Dakarmidi – La longue pause pluviométrique dans certaines régions du Sénégal met de nombreux paysans dans l’expectative. En bons croyants, certains travailleurs de la terre, comme au temps des prophètes, voient dans cet arrêt des giboulées une colère divine. Dieu se serait retiré des Sénégalais, tellement ils sont dans l’usage excessif et déréglé des plaisirs interdits. Très bien ! Brûlons donc les bars et les bistrots, les cinémas qui n’existent plus ; qu’on arrête l’ l’émission « Sen Petit Gallé » et les sabars nocturnes…pour le retour des averses, conformément aux recommandations de certains imams et marabouts. Mais il va falloir se crever la cervelle ensuite pour créer des emplois afin de caser nos pauvres compatriotes qui travaillent dans ces établissements. Et ce n’est pas fini ! Il faudra également dédommager nos courageux compatriotes qui ont investi leur argent dans le business de la vente des boisons alcoolisées.
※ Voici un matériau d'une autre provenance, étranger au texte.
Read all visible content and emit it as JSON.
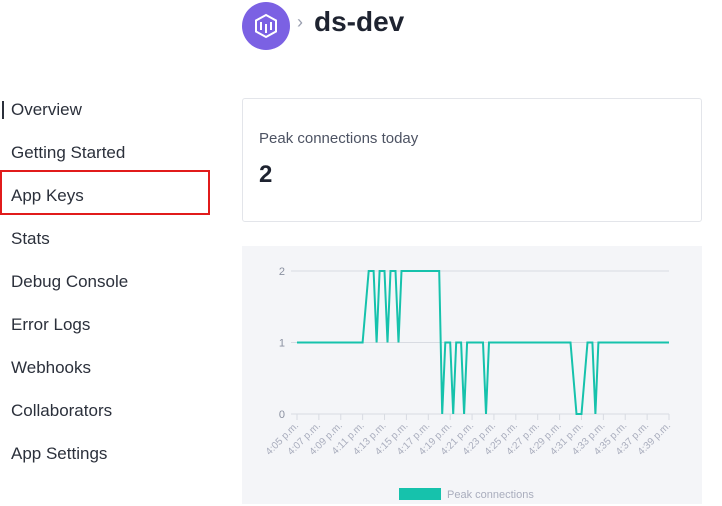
{
  "header": {
    "app_icon": "cube-logo-icon",
    "separator": "›",
    "title": "ds-dev"
  },
  "sidebar": {
    "items": [
      {
        "label": "Overview",
        "active": true
      },
      {
        "label": "Getting Started"
      },
      {
        "label": "App Keys",
        "highlighted": true
      },
      {
        "label": "Stats"
      },
      {
        "label": "Debug Console"
      },
      {
        "label": "Error Logs"
      },
      {
        "label": "Webhooks"
      },
      {
        "label": "Collaborators"
      },
      {
        "label": "App Settings"
      }
    ]
  },
  "stat_card": {
    "label": "Peak connections today",
    "value": "2"
  },
  "colors": {
    "accent": "#7b61e3",
    "series": "#16c2ac",
    "highlight": "#e11b1b"
  },
  "chart_data": {
    "type": "line",
    "title": "",
    "xlabel": "",
    "ylabel": "",
    "ylim": [
      0,
      2
    ],
    "yticks": [
      "0",
      "1",
      "2"
    ],
    "xticks": [
      "4:05 p.m.",
      "4:07 p.m.",
      "4:09 p.m.",
      "4:11 p.m.",
      "4:13 p.m.",
      "4:15 p.m.",
      "4:17 p.m.",
      "4:19 p.m.",
      "4:21 p.m.",
      "4:23 p.m.",
      "4:25 p.m.",
      "4:27 p.m.",
      "4:29 p.m.",
      "4:31 p.m.",
      "4:33 p.m.",
      "4:35 p.m.",
      "4:37 p.m.",
      "4:39 p.m."
    ],
    "legend": {
      "position": "bottom"
    },
    "series": [
      {
        "name": "Peak connections",
        "points": [
          [
            "4:05",
            1
          ],
          [
            "4:11",
            1
          ],
          [
            "4:11",
            2
          ],
          [
            "4:12",
            2
          ],
          [
            "4:12",
            1
          ],
          [
            "4:12",
            2
          ],
          [
            "4:13",
            2
          ],
          [
            "4:13",
            1
          ],
          [
            "4:13",
            2
          ],
          [
            "4:14",
            2
          ],
          [
            "4:14",
            1
          ],
          [
            "4:14",
            2
          ],
          [
            "4:18",
            2
          ],
          [
            "4:18",
            0
          ],
          [
            "4:18",
            1
          ],
          [
            "4:19",
            1
          ],
          [
            "4:19",
            0
          ],
          [
            "4:19",
            1
          ],
          [
            "4:20",
            1
          ],
          [
            "4:20",
            0
          ],
          [
            "4:20",
            1
          ],
          [
            "4:22",
            1
          ],
          [
            "4:22",
            0
          ],
          [
            "4:22",
            1
          ],
          [
            "4:30",
            1
          ],
          [
            "4:30",
            0
          ],
          [
            "4:31",
            0
          ],
          [
            "4:31",
            1
          ],
          [
            "4:32",
            1
          ],
          [
            "4:32",
            0
          ],
          [
            "4:32",
            1
          ],
          [
            "4:39",
            1
          ]
        ]
      }
    ]
  }
}
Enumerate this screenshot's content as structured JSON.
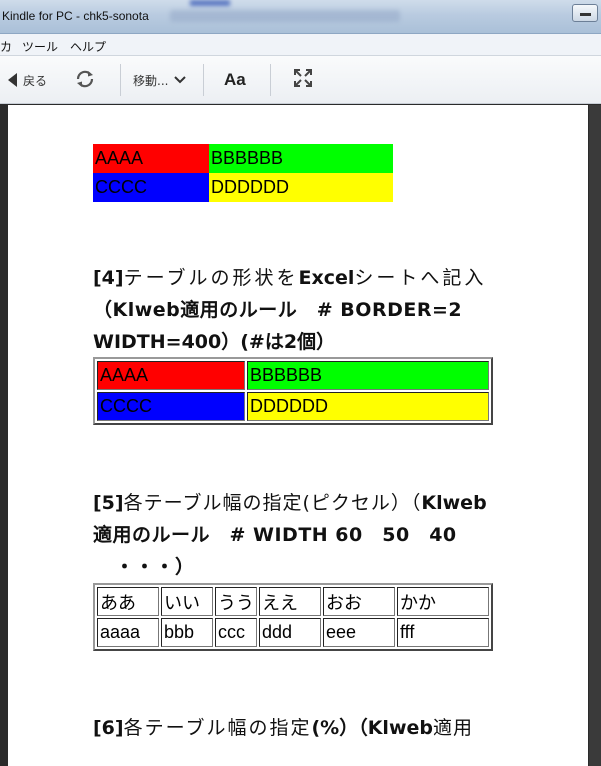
{
  "window": {
    "title": "Kindle for PC - chk5-sonota"
  },
  "menu": {
    "items": [
      "カ",
      "ツール",
      "ヘルプ"
    ]
  },
  "toolbar": {
    "back_label": "戻る",
    "goto_label": "移動...",
    "font_label": "Aa",
    "icons": {
      "back": "back-triangle-icon",
      "sync": "sync-icon",
      "goto": "chevron-down-icon",
      "fullscreen": "fullscreen-icon"
    }
  },
  "content": {
    "table1": {
      "rows": [
        [
          {
            "text": "AAAA",
            "color": "#ff0000"
          },
          {
            "text": "BBBBBB",
            "color": "#00ff00"
          }
        ],
        [
          {
            "text": "CCCC",
            "color": "#0000ff"
          },
          {
            "text": "DDDDDD",
            "color": "#ffff00"
          }
        ]
      ]
    },
    "section4": {
      "number": "[4]",
      "line1_text": "テーブルの形状を",
      "line1_bold": "Excel",
      "line1_tail": "シートへ記入",
      "line2": "（Klweb適用のルール　# BORDER=2",
      "line3": "WIDTH=400）(#は2個）",
      "table": {
        "rows": [
          [
            {
              "text": "AAAA",
              "color": "#ff0000"
            },
            {
              "text": "BBBBBB",
              "color": "#00ff00"
            }
          ],
          [
            {
              "text": "CCCC",
              "color": "#0000ff"
            },
            {
              "text": "DDDDDD",
              "color": "#ffff00"
            }
          ]
        ]
      }
    },
    "section5": {
      "number": "[5]",
      "line1_text": "各テーブル幅の指定",
      "line1_paren": "(ピクセル）（",
      "line1_bold": "Klweb",
      "line2": "適用のルール　# WIDTH 60　50　40",
      "line3": "・・・）",
      "table": {
        "header": [
          "ああ",
          "いい",
          "うう",
          "ええ",
          "おお",
          "かか"
        ],
        "row": [
          "aaaa",
          "bbb",
          "ccc",
          "ddd",
          "eee",
          "fff"
        ]
      }
    },
    "section6": {
      "number": "[6]",
      "line1_text": "各テーブル幅の指定",
      "line1_paren": "(%）（",
      "line1_bold": "Klweb",
      "line1_tail": "適用"
    }
  }
}
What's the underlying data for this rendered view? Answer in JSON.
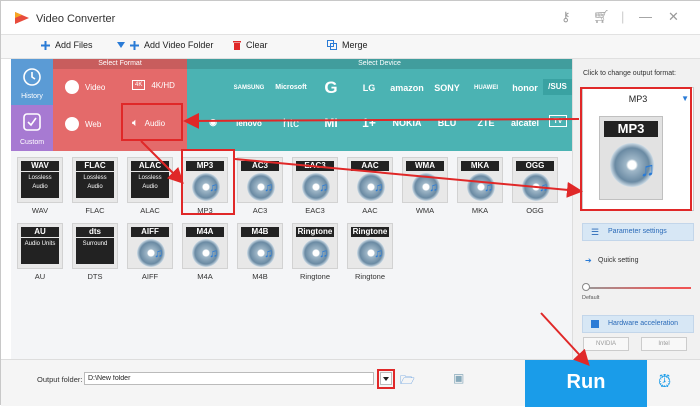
{
  "window": {
    "title": "Video Converter"
  },
  "toolbar": {
    "add_files": "Add Files",
    "add_video_folder": "Add Video Folder",
    "clear": "Clear",
    "merge": "Merge"
  },
  "sidebar": {
    "history": "History",
    "custom": "Custom"
  },
  "select_format": {
    "header": "Select Format",
    "video": "Video",
    "k4": "4K/HD",
    "web": "Web",
    "audio": "Audio"
  },
  "select_device": {
    "header": "Select Device",
    "row1": [
      "SAMSUNG",
      "Microsoft",
      "G",
      "LG",
      "amazon",
      "SONY",
      "HUAWEI",
      "honor",
      "/SUS"
    ],
    "row2": [
      "lenovo",
      "htc",
      "MI",
      "1+",
      "NOKIA",
      "BLU",
      "ZTE",
      "alcatel",
      "TV"
    ]
  },
  "formats": [
    {
      "cap": "WAV",
      "sub": "Lossless Audio",
      "label": "WAV"
    },
    {
      "cap": "FLAC",
      "sub": "Lossless Audio",
      "label": "FLAC"
    },
    {
      "cap": "ALAC",
      "sub": "Lossless Audio",
      "label": "ALAC"
    },
    {
      "cap": "MP3",
      "sub": "",
      "label": "MP3"
    },
    {
      "cap": "AC3",
      "sub": "",
      "label": "AC3"
    },
    {
      "cap": "EAC3",
      "sub": "",
      "label": "EAC3"
    },
    {
      "cap": "AAC",
      "sub": "",
      "label": "AAC"
    },
    {
      "cap": "WMA",
      "sub": "",
      "label": "WMA"
    },
    {
      "cap": "MKA",
      "sub": "",
      "label": "MKA"
    },
    {
      "cap": "OGG",
      "sub": "",
      "label": "OGG"
    },
    {
      "cap": "AU",
      "sub": "Audio Units",
      "label": "AU"
    },
    {
      "cap": "dts",
      "sub": "Surround",
      "label": "DTS"
    },
    {
      "cap": "AIFF",
      "sub": "",
      "label": "AIFF"
    },
    {
      "cap": "M4A",
      "sub": "",
      "label": "M4A"
    },
    {
      "cap": "M4B",
      "sub": "",
      "label": "M4B"
    },
    {
      "cap": "Ringtone",
      "sub": "",
      "label": "Ringtone"
    },
    {
      "cap": "Ringtone",
      "sub": "",
      "label": "Ringtone"
    }
  ],
  "output": {
    "hint": "Click to change output format:",
    "format_name": "MP3",
    "format_cap": "MP3"
  },
  "settings": {
    "parameter": "Parameter settings",
    "quick": "Quick setting",
    "default": "Default",
    "hw_accel": "Hardware acceleration",
    "nvidia": "NVIDIA",
    "intel": "Intel"
  },
  "bottom": {
    "output_folder_label": "Output folder:",
    "output_folder_value": "D:\\New folder",
    "run": "Run"
  },
  "colors": {
    "format_red": "#e46a6a",
    "device_teal": "#4bb3b3",
    "history_blue": "#5b9bd5",
    "custom_purple": "#a77ad2",
    "run_blue": "#1a9ce9",
    "highlight_red": "#e02828"
  }
}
Si celle-ci n’est pas bonne, une autre solution existe: arrêter le football et la lutte pour tenter d’amadouer le ciel d’ouvrir ses vannes. Pourquoi pas ? Mais qu’est ce qu’on va faire de Dakar Aréna, ce complexe sportif multifonctionnel de 15.000 places, récemment inauguré par le président de la République et dont les travaux ont englouti des milliards ? Youssou Ndour, lui aussi, devrait arrêter de chanter, si on suit la logique des sages de ce pays. Enfin bref…si nous pensons sincèrement que ce sont nos péchés qui sont à l’origine de la longue pause pluviométrique, retournons nous vers Dieu dés demain matin, à l’aube. Reconnaissons nos fautes et faisons l’aveu devant témoin. Prions pour que le tout Puissant puisse nous pardonner nos graves transgressions qui empêchent en ce moment même la pluie d’arroser nos terres sèches et les quelques pousses, encore à ras du sol implorant la miséricorde du Très-Haut. S’il ne tombe pas d’eau dans la saison des pluies, il y aura des calamités. Prions donc et vite ! Mais n’oublions pas qu’il y a un temps pour la prière et un temps pour l’action.
Reboiser tout le Kayor
Pour commencer dans l’action, nous devons nous poser la question de savoir pourquoi le sud du pays, contrairement au centre et au nord, est bien arrosé. Ha oui, les Sénégalais de la Casamance qui considèrent le Coran comme un verbatim écrit de Dieu, révélé au travers du très vénéré prophète Mouhammed (PSL) sont plus proches de la Providence que nous les « Ceddo » de Thiès et Diourbel, probablement. Si c’est bien cela, pourquoi pleut-t-il des cordes en Côte d’Ivoire et en Guinée alors que ça picole dans ces pays ? Ne me dites surtout pas que nos frères ivoiriens et guinéens sont tous des saints. Le problème ne se situe pas à ce niveau. Il se trouve ailleurs.
On n’a pas besoin d’être géographe pour savoir que la région la plus boisée du Sénégal se trouve en Casamance. D’ailleurs, c’est la raison pour laquelle cette partie du pays enregistre chaque année de fortes précipitations, contrairement au centre du pays, là où les ressources forestières ont quasiment disparu. Qu’-est-ce qu’on attend pour reboiser tout le Kayor? Les sceptiques me diront que la mise en place de plans d’aménagements et de gestion des forêts n’est pas la meilleure solution par ce que celle-ci prend trop de temps avant d’être effective. Soit ! Mais en attendant, cultivons la graine d’un nouveau mode de production agricole mieux adopté aux faibles précipitations, de nouvelles pratiques agricoles moins dépendantes de la clémence du ciel. Somme toute, l’agriculture sénégalaise, essentiellement pluviale et saisonnière, doit obligatoirement faire sa mue ou mourir. Concrètement, il s’agira de faire une sélection de variétés cultivables là où il y a fréquemment des retards de pluie et, avec les prières de nos hommes saints, Insha Allah, nous aurons de meilleurs rendements.